The bill clarifies and retroactively affirms podiatrists' federal authority to register for and prescribe controlled substances—improving access and legal protection for patient care—while modestly increasing diversion risk and imposing reconciliation burdens on regulators and registrants.
Podiatrists (WHO) are explicitly authorized under federal law to register for and prescribe controlled substances (WHAT), clarifying their prescribing authority and improving patient access to necessary medications for foot/ankle and chronic conditions.
The law's retroactive effective date (Dec 29, 2022) (WHAT) validates prior podiatrist registrations and prescriptions back to that date, reducing the risk that past patient care will be treated as noncompliant and protecting clinicians and patients from retrospective penalties.
By explicitly adding podiatrists as authorized prescribers (WHAT), the bill may modestly increase overall access to controlled substances and therefore raises the risk of diversion or misuse.
Making the change retroactive to Dec 29, 2022 (WHAT) could create legal uncertainty and administrative burden for the DEA and registrants who must reconcile prior registrations and prescribing actions with the amended statutory text.
Based on analysis of 2 sections of legislative text.
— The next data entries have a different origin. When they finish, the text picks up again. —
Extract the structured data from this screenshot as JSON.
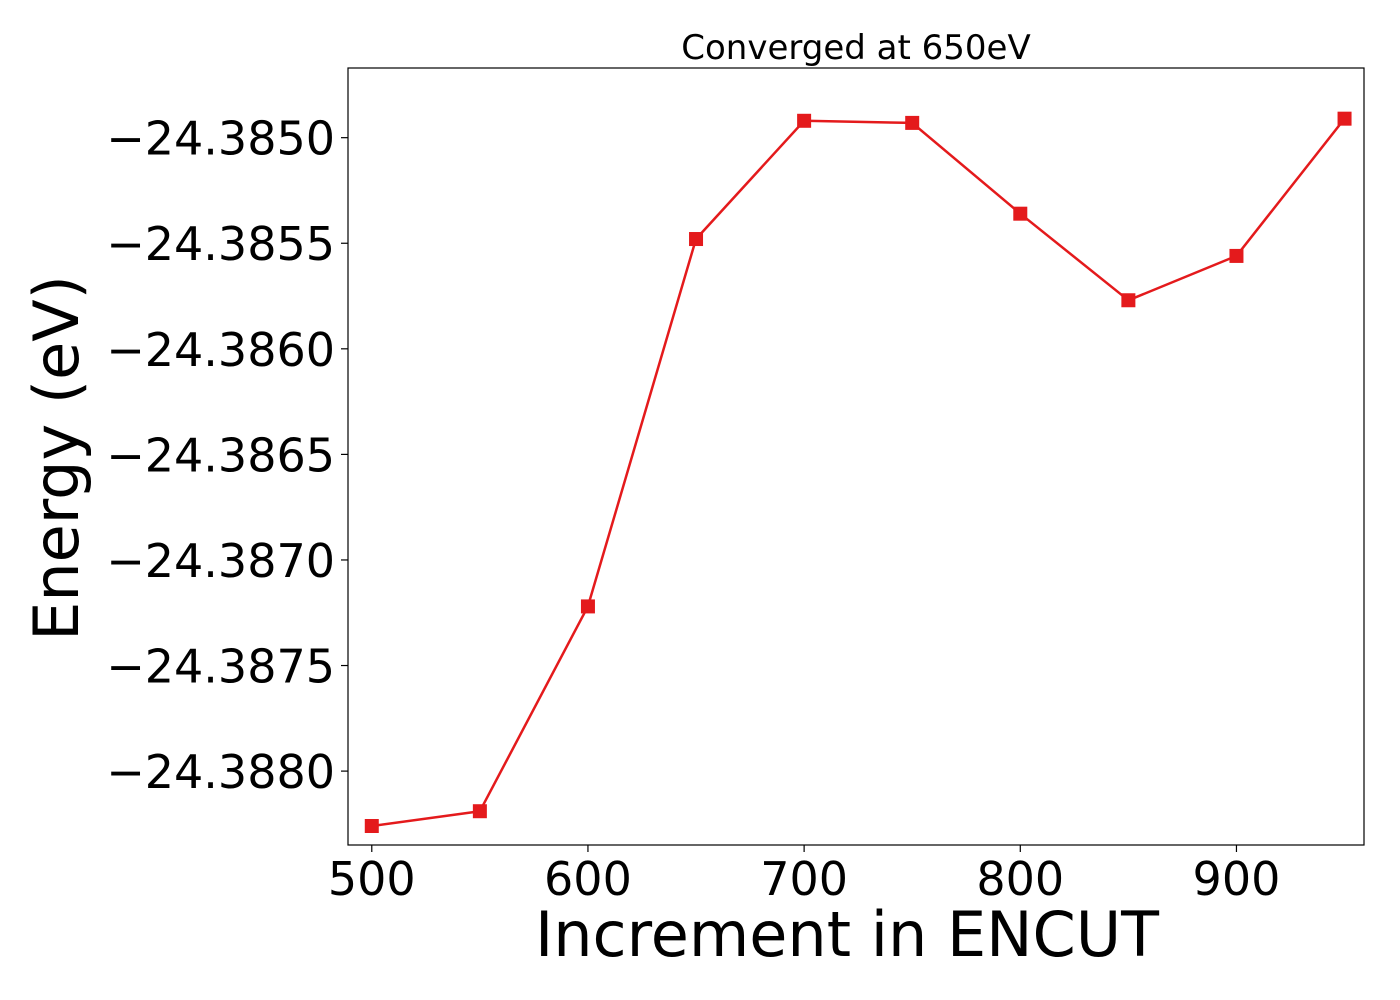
{
  "chart_data": {
    "type": "line",
    "title": "Converged at 650eV",
    "xlabel": "Increment in ENCUT",
    "ylabel": "Energy (eV)",
    "x": [
      500,
      550,
      600,
      650,
      700,
      750,
      800,
      850,
      900,
      950
    ],
    "series": [
      {
        "values": [
          -24.38826,
          -24.38819,
          -24.38722,
          -24.38548,
          -24.38492,
          -24.38493,
          -24.38536,
          -24.38577,
          -24.38556,
          -24.38491
        ],
        "color": "#e41a1c",
        "marker": "square"
      }
    ],
    "xlim": [
      489,
      959
    ],
    "ylim": [
      -24.38835,
      -24.38467
    ],
    "xticks": [
      500,
      600,
      700,
      800,
      900
    ],
    "xtick_labels": [
      "500",
      "600",
      "700",
      "800",
      "900"
    ],
    "yticks": [
      -24.388,
      -24.3875,
      -24.387,
      -24.3865,
      -24.386,
      -24.3855,
      -24.385
    ],
    "ytick_labels": [
      "−24.3880",
      "−24.3875",
      "−24.3870",
      "−24.3865",
      "−24.3860",
      "−24.3855",
      "−24.3850"
    ],
    "grid": false,
    "legend": "none"
  }
}
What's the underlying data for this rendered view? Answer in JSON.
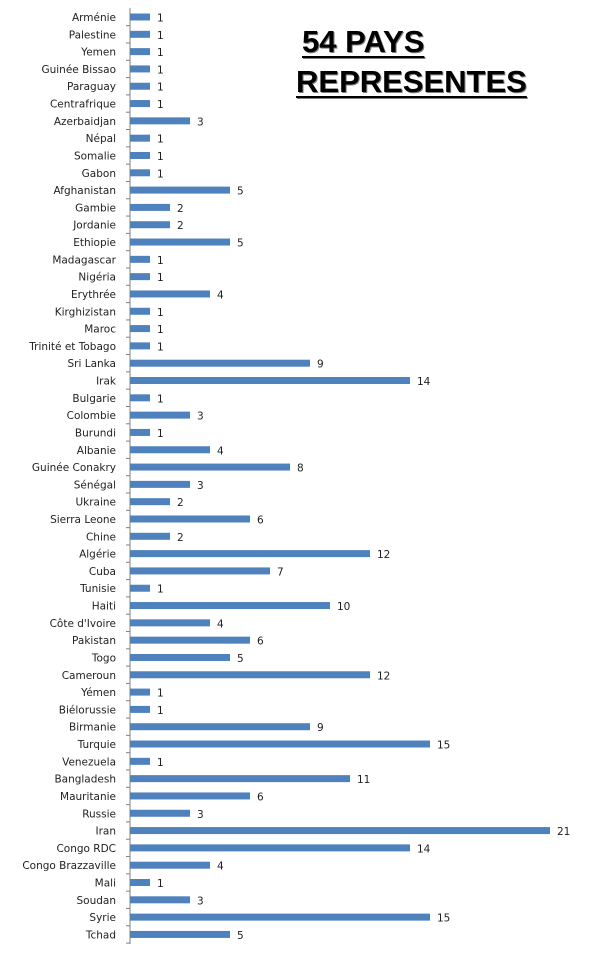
{
  "chart_data": {
    "type": "bar",
    "orientation": "horizontal",
    "title_line1": "54 PAYS",
    "title_line2": "REPRESENTES",
    "bar_color": "#4f81bd",
    "grid": false,
    "legend": "none",
    "xlim": [
      0,
      21
    ],
    "categories": [
      "Arménie",
      "Palestine",
      "Yemen",
      "Guinée Bissao",
      "Paraguay",
      "Centrafrique",
      "Azerbaidjan",
      "Népal",
      "Somalie",
      "Gabon",
      "Afghanistan",
      "Gambie",
      "Jordanie",
      "Ethiopie",
      "Madagascar",
      "Nigéria",
      "Erythrée",
      "Kirghizistan",
      "Maroc",
      "Trinité et Tobago",
      "Sri Lanka",
      "Irak",
      "Bulgarie",
      "Colombie",
      "Burundi",
      "Albanie",
      "Guinée Conakry",
      "Sénégal",
      "Ukraine",
      "Sierra Leone",
      "Chine",
      "Algérie",
      "Cuba",
      "Tunisie",
      "Haiti",
      "Côte d'Ivoire",
      "Pakistan",
      "Togo",
      "Cameroun",
      "Yémen",
      "Biélorussie",
      "Birmanie",
      "Turquie",
      "Venezuela",
      "Bangladesh",
      "Mauritanie",
      "Russie",
      "Iran",
      "Congo RDC",
      "Congo Brazzaville",
      "Mali",
      "Soudan",
      "Syrie",
      "Tchad"
    ],
    "values": [
      1,
      1,
      1,
      1,
      1,
      1,
      3,
      1,
      1,
      1,
      5,
      2,
      2,
      5,
      1,
      1,
      4,
      1,
      1,
      1,
      9,
      14,
      1,
      3,
      1,
      4,
      8,
      3,
      2,
      6,
      2,
      12,
      7,
      1,
      10,
      4,
      6,
      5,
      12,
      1,
      1,
      9,
      15,
      1,
      11,
      6,
      3,
      21,
      14,
      4,
      1,
      3,
      15,
      5
    ]
  }
}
Introduced March 11, 2025 by Michael F. Bennet · Last progress March 11, 2025
Adds "podiatric medicine" into the controlled-substances registration statute's list of medical curricula references and makes small wording and punctuation edits to that same provision. The technical changes are applied retroactively to December 29, 2022, and affect the statutory text used to determine practitioner registration requirements for prescribing controlled substances.